Mr Powell, a moderate Republican who broke with his party to endorse Barack Obama in 2008, became a trusted military adviser to a number of leading U.S.politicians.

He also saw service and was wounded in Vietnam, an experience that later helped define his own military and political strategies.

However, he would say himself that his own legacy had been damaged by a speech to the United Nations Security Council which used faulty intelligence to back the invasion of Iraq.

“It was painful.
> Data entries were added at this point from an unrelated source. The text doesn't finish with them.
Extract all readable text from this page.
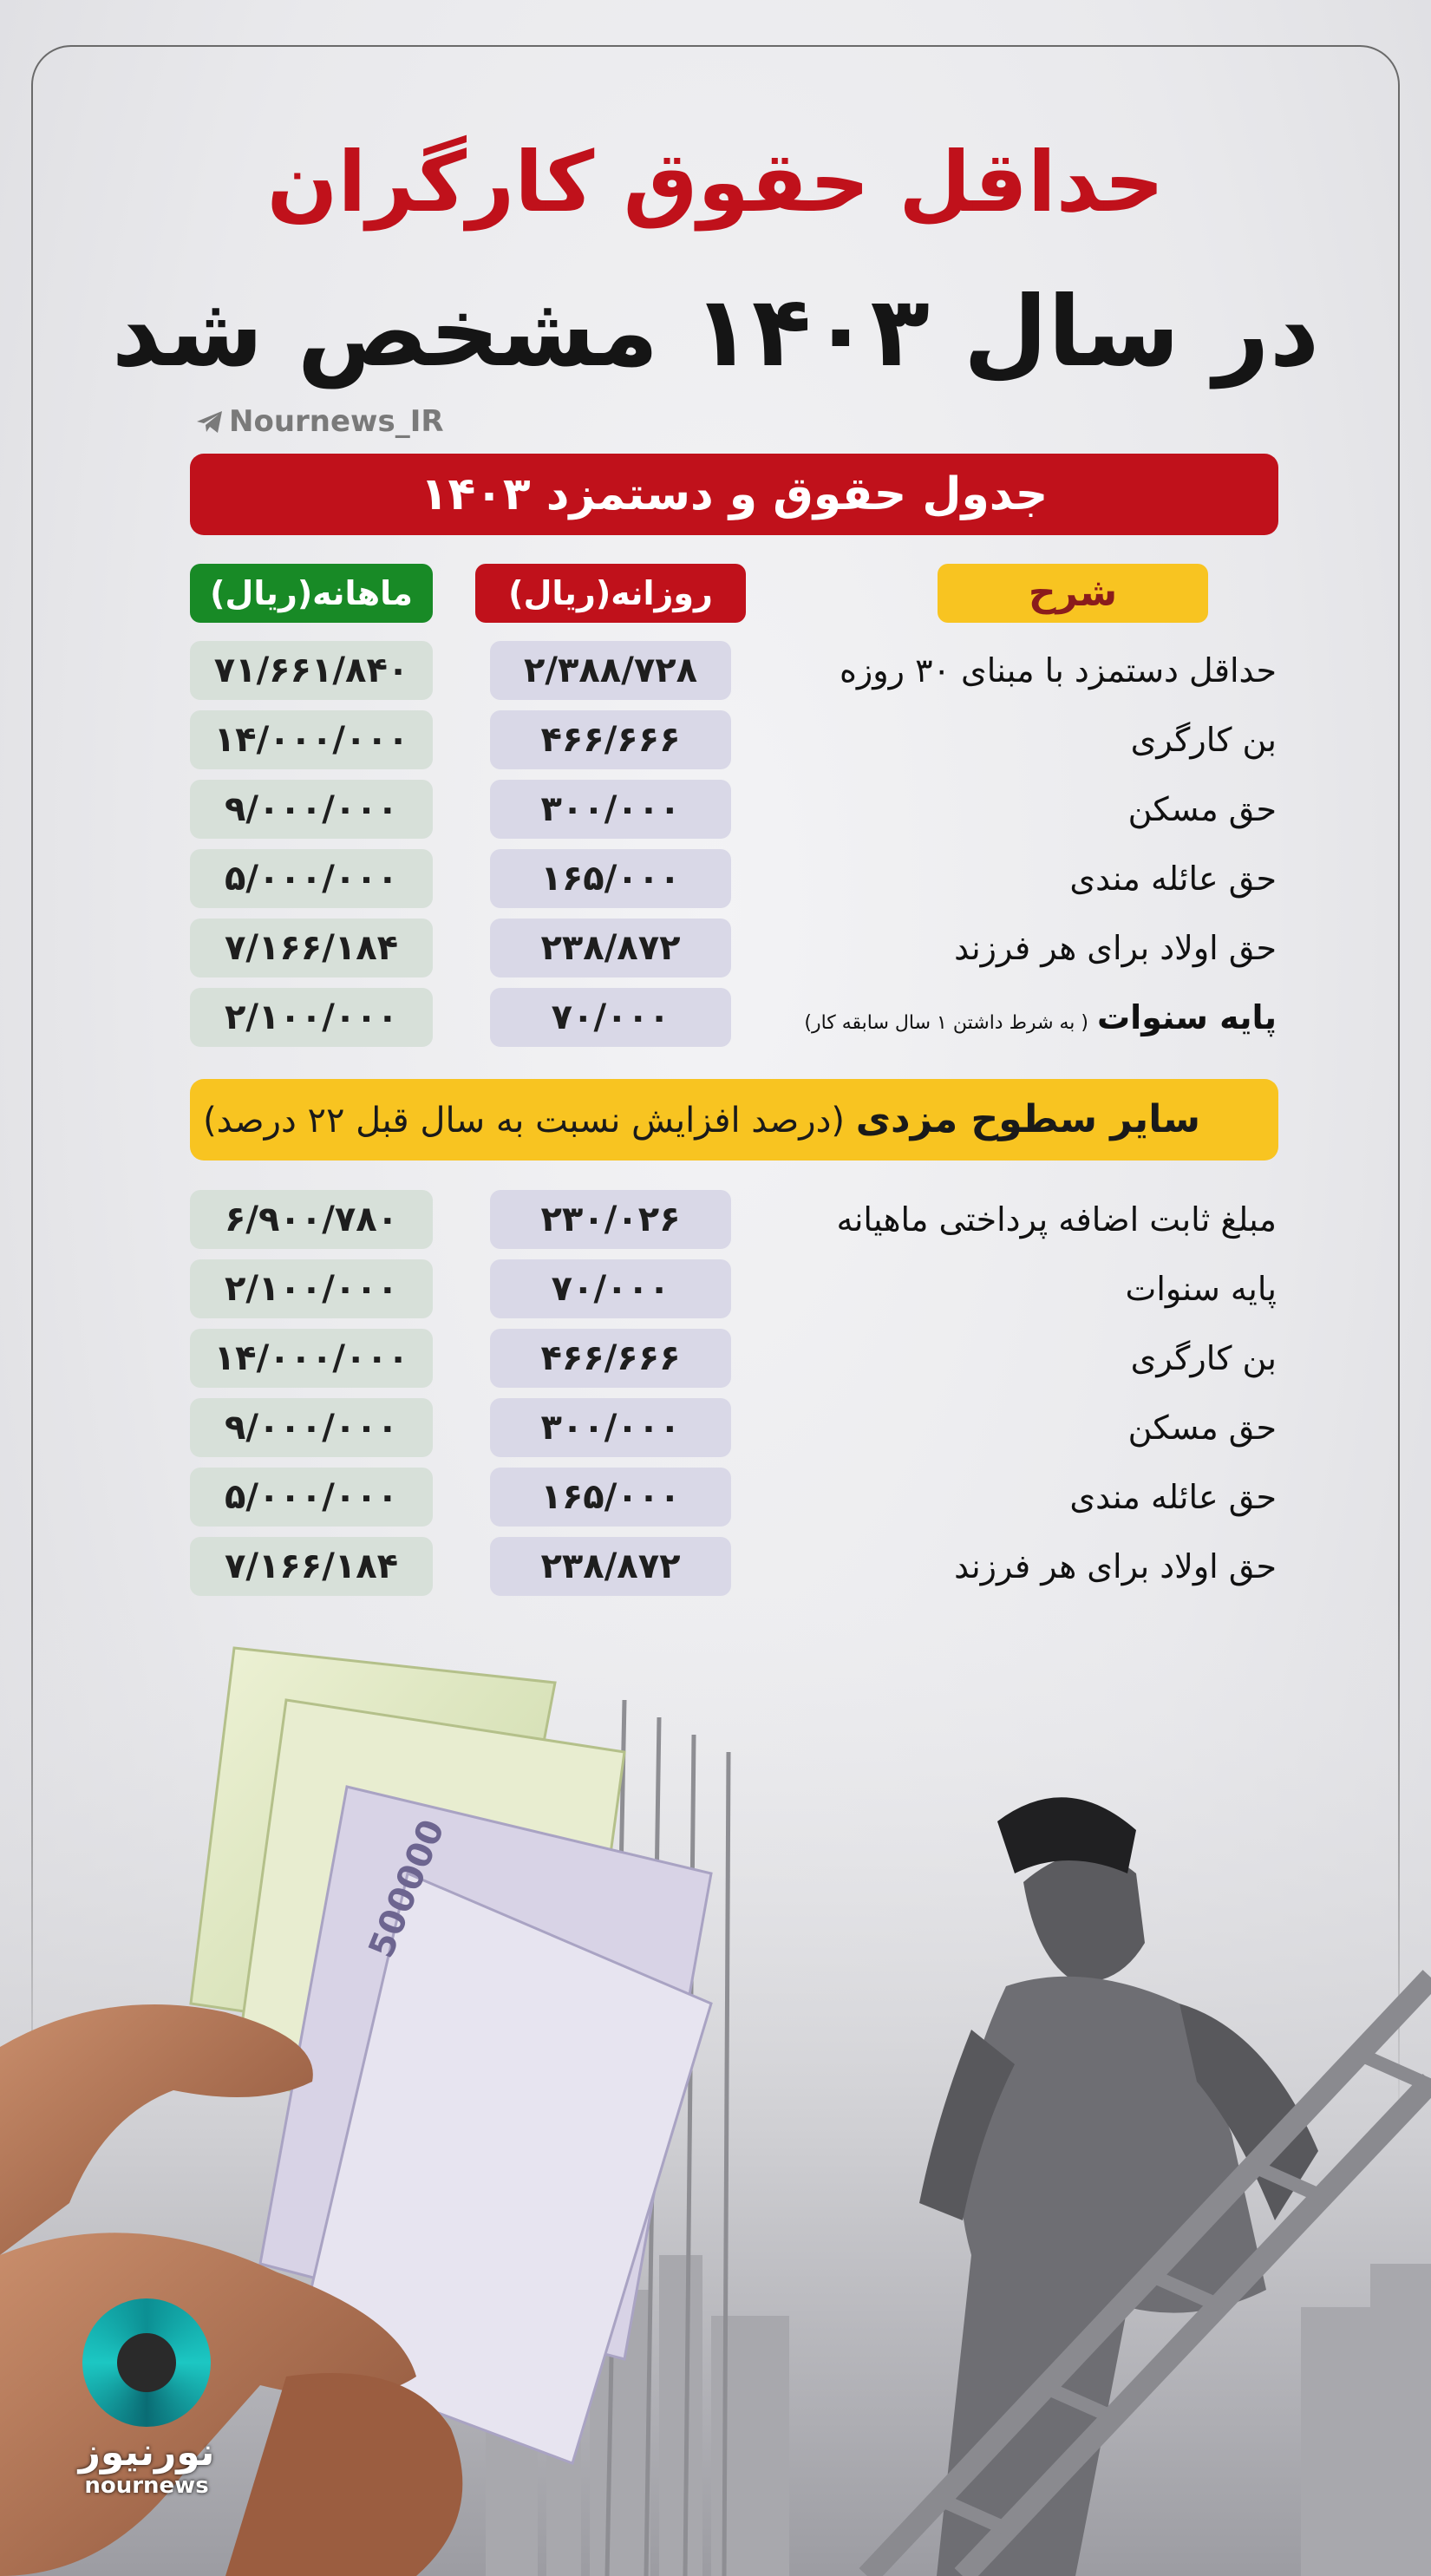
حداقل حقوق کارگران
در سال ۱۴۰۳ مشخص شد
Nournews_IR
جدول حقوق و دستمزد ۱۴۰۳
شرح
روزانه(ریال)
ماهانه(ریال)
حداقل دستمزد با مبنای ۳۰ روزه
۲/۳۸۸/۷۲۸
۷۱/۶۶۱/۸۴۰
بن کارگری
۴۶۶/۶۶۶
۱۴/۰۰۰/۰۰۰
حق مسکن
۳۰۰/۰۰۰
۹/۰۰۰/۰۰۰
حق عائله مندی
۱۶۵/۰۰۰
۵/۰۰۰/۰۰۰
حق اولاد برای هر فرزند
۲۳۸/۸۷۲
۷/۱۶۶/۱۸۴
پایه سنوات( به شرط داشتن ۱ سال سابقه کار)
۷۰/۰۰۰
۲/۱۰۰/۰۰۰
سایر سطوح مزدی (درصد افزایش نسبت به سال قبل ۲۲ درصد)
مبلغ ثابت اضافه پرداختی ماهیانه
۲۳۰/۰۲۶
۶/۹۰۰/۷۸۰
پایه سنوات
۷۰/۰۰۰
۲/۱۰۰/۰۰۰
بن کارگری
۴۶۶/۶۶۶
۱۴/۰۰۰/۰۰۰
حق مسکن
۳۰۰/۰۰۰
۹/۰۰۰/۰۰۰
حق عائله مندی
۱۶۵/۰۰۰
۵/۰۰۰/۰۰۰
حق اولاد برای هر فرزند
۲۳۸/۸۷۲
۷/۱۶۶/۱۸۴
500000
نورنیوز
nournews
It’s painful now,” Mr Powell told ABC News in 2005.

The child of Jamaican immigrants, he became the first black man to rise to the highest positions in U.S. military and diplomacy.

In the 1990s, Powell was one of the few American public figures with appeal that crossed political boundaries – reminiscent of General Dwight D Eisenhower after the Second World War.

Unlike Eisenhower, Powell would not ascend to the presidency – although there were abundant calls for him to run.

Those calls dwindled after the 2003 U.S. invasion of Iraq, a decision Powell later acknowledged was a “blot” on his legacy.

He had staked his reputation on the presence of Iraqi weapons of mass destruction – and his reputation suffered for it.

In his later years, Powell became a different kind of icon.

His drift away from the Republican Party following Donald Trump’s rise to power reflected the dwindling influence of Powell’s moderate, internationalist faction within the American conservative movement.

Powell’s life may be somewhat overshadowed by his cause of death, as he now ranks as the most prominent American to succumb to COVID-19.